Chilate guerrerense de cacao: receta auténtica de la Costa Chica
El chilate no es un chocolate caliente ni un champurrado: es una bebida fría, espumosa y refrescante de cacao, arroz y canela que se muele en crudo y se airea hasta coronar de espuma cada jícara. Es la bebida madre de la Costa Chica de Guerrero, la que se reparte en los velorios y en las fiestas de pueblo.

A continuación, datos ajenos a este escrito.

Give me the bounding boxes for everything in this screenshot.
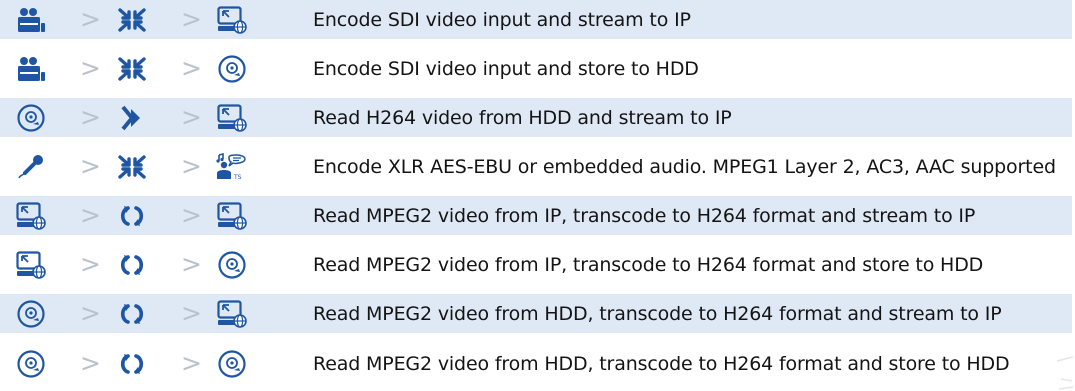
arrow-separator: > [80, 102, 101, 131]
workflow-description: Read MPEG2 video from HDD, transcode to … [313, 302, 1002, 325]
hdd-icon [215, 54, 249, 84]
workflow-row: > > Encode SDI video input and stream to I… [0, 0, 1072, 39]
workflow-diagram: TS > > [0, 147, 313, 186]
workflow-diagram: > > [0, 98, 313, 137]
arrow-separator: > [181, 4, 202, 33]
ip-stream-icon [14, 250, 48, 280]
ip-stream-icon [215, 103, 249, 133]
audio-ts-icon: TS [215, 152, 249, 182]
hdd-icon [215, 250, 249, 280]
workflow-diagram: > > [0, 294, 313, 333]
arrow-separator: > [80, 348, 101, 378]
workflow-row: > > Read MPEG2 video from IP, transcode to… [0, 196, 1072, 235]
cropped-graphic-fragment [1056, 356, 1074, 390]
workflow-diagram: > > [0, 49, 313, 88]
workflow-row: TS > > Encode XLR AES-EBU or embedded audi… [0, 147, 1072, 186]
ip-stream-icon [215, 299, 249, 329]
arrow-separator: > [80, 200, 101, 229]
arrow-separator: > [80, 4, 101, 33]
arrow-separator: > [80, 249, 101, 278]
ip-stream-icon [14, 201, 48, 231]
ip-stream-icon [215, 201, 249, 231]
arrow-separator: > [181, 102, 202, 131]
hdd-icon [14, 103, 48, 133]
transcode-icon [115, 250, 149, 280]
workflow-diagram: > > [0, 0, 313, 39]
workflow-description: Encode XLR AES-EBU or embedded audio. MP… [313, 155, 1056, 178]
workflow-row: > > Read MPEG2 video from HDD, transcode t… [0, 294, 1072, 333]
hdd-icon [14, 299, 48, 329]
workflow-description: Read MPEG2 video from IP, transcode to H… [313, 253, 984, 276]
svg-text:TS: TS [233, 174, 242, 181]
workflow-diagram: > > [0, 245, 313, 284]
hdd-icon [215, 349, 249, 379]
workflow-description: Encode SDI video input and store to HDD [313, 57, 699, 80]
workflow-row: > > Read MPEG2 video from IP, transcode to… [0, 245, 1072, 284]
microphone-icon [14, 152, 48, 182]
sdi-camera-icon [14, 54, 48, 84]
sdi-camera-icon [14, 5, 48, 35]
workflow-row: > > Read MPEG2 video from HDD, transcode t… [0, 343, 1072, 385]
workflow-description: Read MPEG2 video from HDD, transcode to … [313, 353, 1010, 375]
transcode-icon [115, 299, 149, 329]
encode-icon [115, 5, 149, 35]
arrow-separator: > [80, 151, 101, 180]
arrow-separator: > [181, 249, 202, 278]
arrow-separator: > [181, 53, 202, 82]
ip-stream-icon [215, 5, 249, 35]
transcode-icon [115, 349, 149, 379]
workflow-diagram: > > [0, 343, 313, 385]
workflow-description: Encode SDI video input and stream to IP [313, 8, 691, 31]
arrow-separator: > [80, 53, 101, 82]
arrow-separator: > [181, 298, 202, 327]
workflow-description: Read MPEG2 video from IP, transcode to H… [313, 204, 976, 227]
arrow-separator: > [181, 348, 202, 378]
workflow-diagram: > > [0, 196, 313, 235]
workflow-description: Read H264 video from HDD and stream to I… [313, 106, 732, 129]
arrow-separator: > [181, 151, 202, 180]
arrow-separator: > [181, 200, 202, 229]
encode-icon [115, 152, 149, 182]
workflow-row: > > Read H264 video from HDD and stream to… [0, 98, 1072, 137]
workflow-row: > > Encode SDI video input and store to HD… [0, 49, 1072, 88]
transcode-icon [115, 201, 149, 231]
play-forward-icon [115, 103, 149, 133]
encode-icon [115, 54, 149, 84]
hdd-icon [14, 349, 48, 379]
arrow-separator: > [80, 298, 101, 327]
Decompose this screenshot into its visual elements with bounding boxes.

Aquí va la receta como se hace de verdad, con la técnica que le saca la espuma.
Prep
20 min (+ remojo 8 h)
Cocción
10 min (tostado)
Total
30 min activos
Raciones
8 vasos (2 litros)
Dificultad
Media
Origen: Chilate de la Costa Chica
El chilate es la bebida emblemática de la Costa Chica, esa franja litoral que Guerrero comparte con Oaxaca y que es la cuna de las comunidades afromexicanas de México, descendientes de las personas esclavizadas traídas de África durante la Colonia. En pueblos como Cuajinicuilapa, Ometepec, San Nicolás o Punta Maldonado, el chilate no es un antojo cualquiera: es la bebida ritual que se muele en grandes cantidades y se reparte en jícaras a quien llega. A diferencia del chocolate del centro de México, aquí el cacao no se cuece ni se toma caliente: se muele crudo con arroz y canela y se sirve helado.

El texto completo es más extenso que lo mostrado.